Better set "Serve Expired Responses", so the latency is still very low, but the cache is more accurate.

This "Serve Expires Responses" sounds interesting to me. At least the DNS client could get an answer (an expired answer) but in the meantime Unbound tries to grab a fresh answer from the internet. As the TTL for the obsolete response will be 30 seconds (checked it on Unbound docs site), so if the client tries to connect to the wrong server, the 30second TTL may already expire on the clientside. So the DNS client may try to re-query Unbound.
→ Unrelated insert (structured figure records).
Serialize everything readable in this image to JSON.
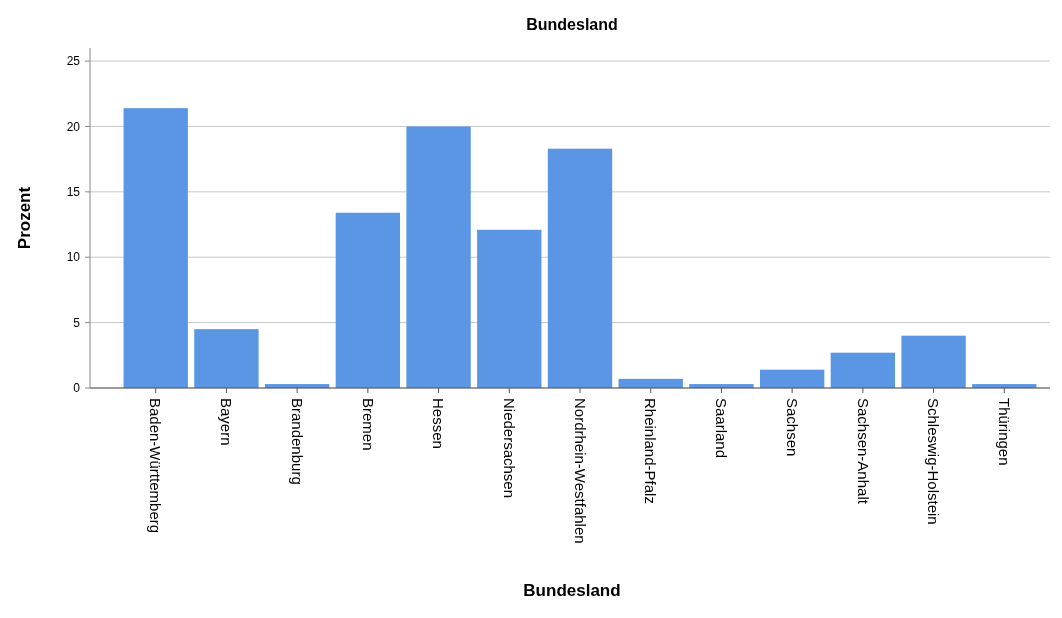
{
  "chart_data": {
    "type": "bar",
    "title": "Bundesland",
    "xlabel": "Bundesland",
    "ylabel": "Prozent",
    "categories": [
      "Baden-Württemberg",
      "Bayern",
      "Brandenburg",
      "Bremen",
      "Hessen",
      "Niedersachsen",
      "Nordrhein-Westfahlen",
      "Rheinland-Pfalz",
      "Saarland",
      "Sachsen",
      "Sachsen-Anhalt",
      "Schleswig-Holstein",
      "Thüringen"
    ],
    "values": [
      21.4,
      4.5,
      0.3,
      13.4,
      20.0,
      12.1,
      18.3,
      0.7,
      0.3,
      1.4,
      2.7,
      4.0,
      0.3
    ],
    "color": "#5a96e3",
    "ylim": [
      0,
      26
    ],
    "yticks": [
      0,
      5,
      10,
      15,
      20,
      25
    ],
    "grid": "y"
  }
}
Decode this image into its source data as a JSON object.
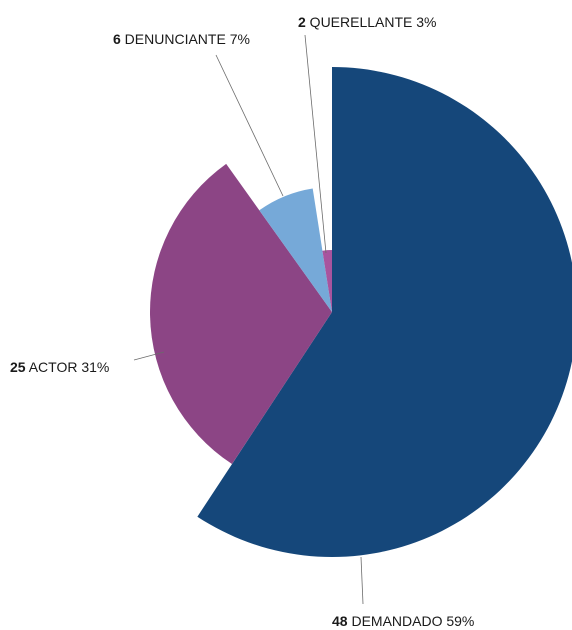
{
  "chart_data": {
    "type": "pie",
    "variant": "variable-radius",
    "slices": [
      {
        "label": "DEMANDADO",
        "value": 48,
        "percent": "59%",
        "color": "#15477a"
      },
      {
        "label": "ACTOR",
        "value": 25,
        "percent": "31%",
        "color": "#8c4585"
      },
      {
        "label": "DENUNCIANTE",
        "value": 6,
        "percent": "7%",
        "color": "#76a9d8"
      },
      {
        "label": "QUERELLANTE",
        "value": 2,
        "percent": "3%",
        "color": "#a8549e"
      }
    ],
    "legend": "none",
    "labels": "outside with leader lines"
  }
}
And by that time the Unbound may already have the fresh new valid response. Thats a real-life usage of this feature?

March 06, 2023, 04:45:24 PM #7 Last Edit: March 06, 2023, 04:47:36 PM by CJRoss
On a related note, do any of you know of documentation for Unbound statistics?  I seem to be gitting a 50/50 hit/miss ratio and I'm trying to make sure I understand what it's meaning before I change anything more.

I ask because I'm not sure where things like local-data and blocklists fall in the unbound statistics.

Additionally, I thought I'd have more prefetchs.  I'm only seeing about 1%.

Websites these days set ridiculous TTLs like 1 minute. It's possible to force minimum TTL time to override what the site dictates. More reading: https://blog.apnic.net/2019/11/12/stop-using-ridiculously-low-dns-ttls/

That APNIC article wasnt really useful. Otherwise said, wasnt really telling the ONE UNIVERSAL TRUTH. For example, the comment section pointed out many different scenarios, where the very low TTL is still a must. The writer of the article was seeing the whole topic through only his own limited perspective, and not considering other factors.